Haddon, 45, is a preacher’s kid who grew up in Detroit. He was only 10 years old when he knew that, like his father, Bishop Clarence Haddon, he was called to preach.
“I was in my bedroom looking out the window and I heard what I believed was the voice of God speaking to me as loud as I am speaking to you, his audible voice saying, ‘Deitrick, I have called you to ministry and I want you to preach the Gospel and sing the Gospel,’ ” he said.
Haddon was afraid but moved and went to seek counsel from his mother, Joyce.
“I ran to my mother and told her exactly what happened,” Haddon said. “She said, ‘That is God calling you to ministry, Deitrick.’ Before I knew it, I was up preaching. … My mother brought me a robe and a little Bible and set a date, and I was up preaching in front of a whole crowd at a church called Unity Cathedral of Faith [a Full Gospel church on Detroit’s west side]. The church was packed because word had gotten out that little Deitrick Haddon was going to preach.”
Haddon will never forget the day. He sang a song to begin and noticed the crowd’s response.
“Everyone in the church started shouting and running around like I was doing something so spectacular,” he said. “Then, when it came time for me to preach, my mind went blank. I couldn’t remember anything that I had practiced or studied! I don’t even know how I got off of the podium; I think they carried me out of there. After that experience, I dedicated myself to studying even more, learning every Scripture, every Bible story, etc., so that will never happen to me again.”
Haddon intensified his biblical knowledge and eventually began teaching Sunday school. When he was 13 he became minister of music, and at 16 he was youth pastor at Unity Cathedral, preaching every other Sunday and remaining until his young adult years.
After he married Damita in 1996, the two left Detroit and moved to Orlando, Florida, where he became worship leader at Paula and Randy White’s church, Without Walls. The couple later moved to Atlanta to pursue other music projects. By that time he’d already made a name for himself as one of this generation’s most influential gospel singers with his albums Lost and Found and Crossroads.
While in Atlanta, he and Damita divorced, and he moved back to his hometown of Detroit to recover.
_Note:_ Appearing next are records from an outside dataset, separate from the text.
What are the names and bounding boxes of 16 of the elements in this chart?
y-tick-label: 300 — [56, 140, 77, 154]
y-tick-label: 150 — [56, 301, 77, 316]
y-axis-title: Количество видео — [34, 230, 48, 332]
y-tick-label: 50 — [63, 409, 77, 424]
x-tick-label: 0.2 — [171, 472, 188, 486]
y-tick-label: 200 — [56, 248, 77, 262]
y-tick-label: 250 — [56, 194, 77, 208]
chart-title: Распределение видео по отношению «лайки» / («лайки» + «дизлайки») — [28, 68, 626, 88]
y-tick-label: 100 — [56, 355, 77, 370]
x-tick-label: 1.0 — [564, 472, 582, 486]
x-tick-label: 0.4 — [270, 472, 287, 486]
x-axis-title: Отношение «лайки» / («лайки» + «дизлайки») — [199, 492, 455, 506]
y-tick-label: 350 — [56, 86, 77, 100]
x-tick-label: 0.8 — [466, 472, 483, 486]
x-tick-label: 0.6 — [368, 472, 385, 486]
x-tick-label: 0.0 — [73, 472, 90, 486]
It was there when he decided Los Angeles could give him a new start and enhance his career.
Haddon received a phone call from music producer Zaytoven and was offered the opportunity to expand his writing into other genres of music. He co-wrote three songs on Usher’s latest album, A.
“Zaytoven is my brother from another mother,” Haddon said. “He has listened to my music and all kinds of gospel music for years. He is the godfather of trap music, but he is also a church musician on Sundays, and during the week he is making hit records for all of your favorite hip-hop artists.”
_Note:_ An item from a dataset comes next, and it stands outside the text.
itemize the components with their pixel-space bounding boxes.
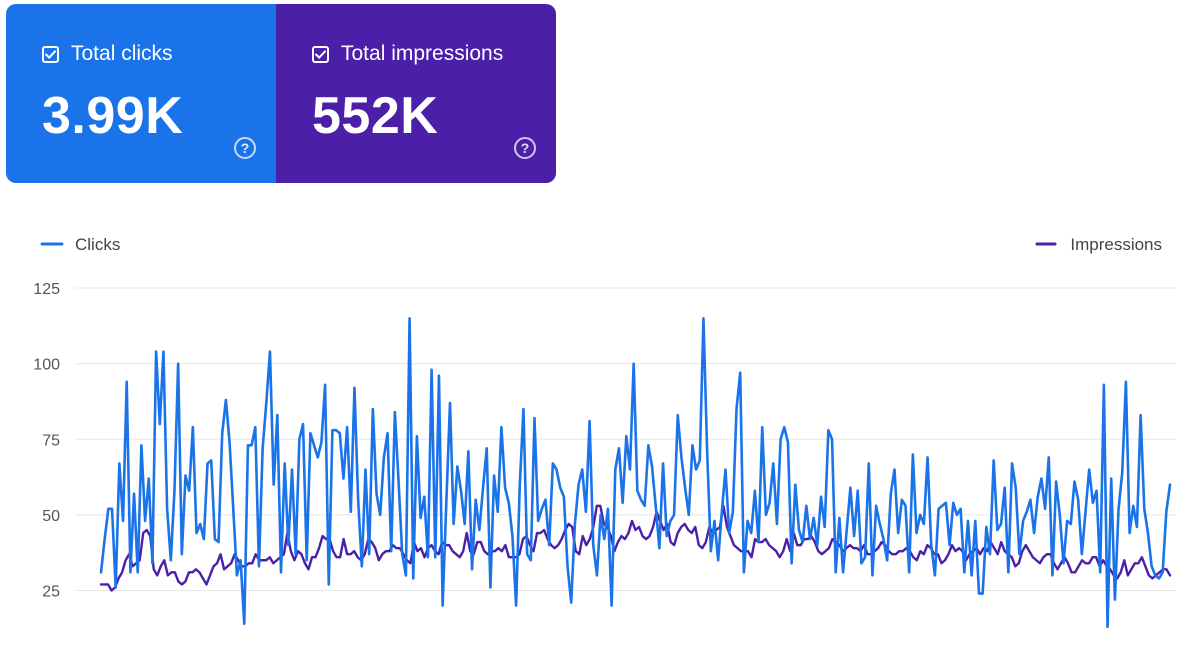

Haddon said a lot of “secular artists gravitate to church musicians because they get a whole lot of practice every week.”
“Church musicians are some of the best musicians in the world,” he said. “He [Zaytoven] is out there doing it big, and he stays faithful as a church musician at his church. He called me to come in and collaborate with some of the writers on Usher’s latest project.”
When Haddon isn’t writing music or preparing for service at Hill City Church, he is all about basketball and enjoying fatherhood. His wattage intensifies when he speaks of his three young children.
“I live for this,” he said about being on “daddy duty.” “Everything that I do orbits around my family. I am very hands-on. I attend all of the parent conferences, and even grandparents day.”
His parenting skills are patterned from his father, who adopted him as a young child after marrying his mother.
“My dad was a very responsible dad,” Haddon said. “We never wanted for anything. He was very dependable, and our lives were good because of that. He instilled those qualities in me.”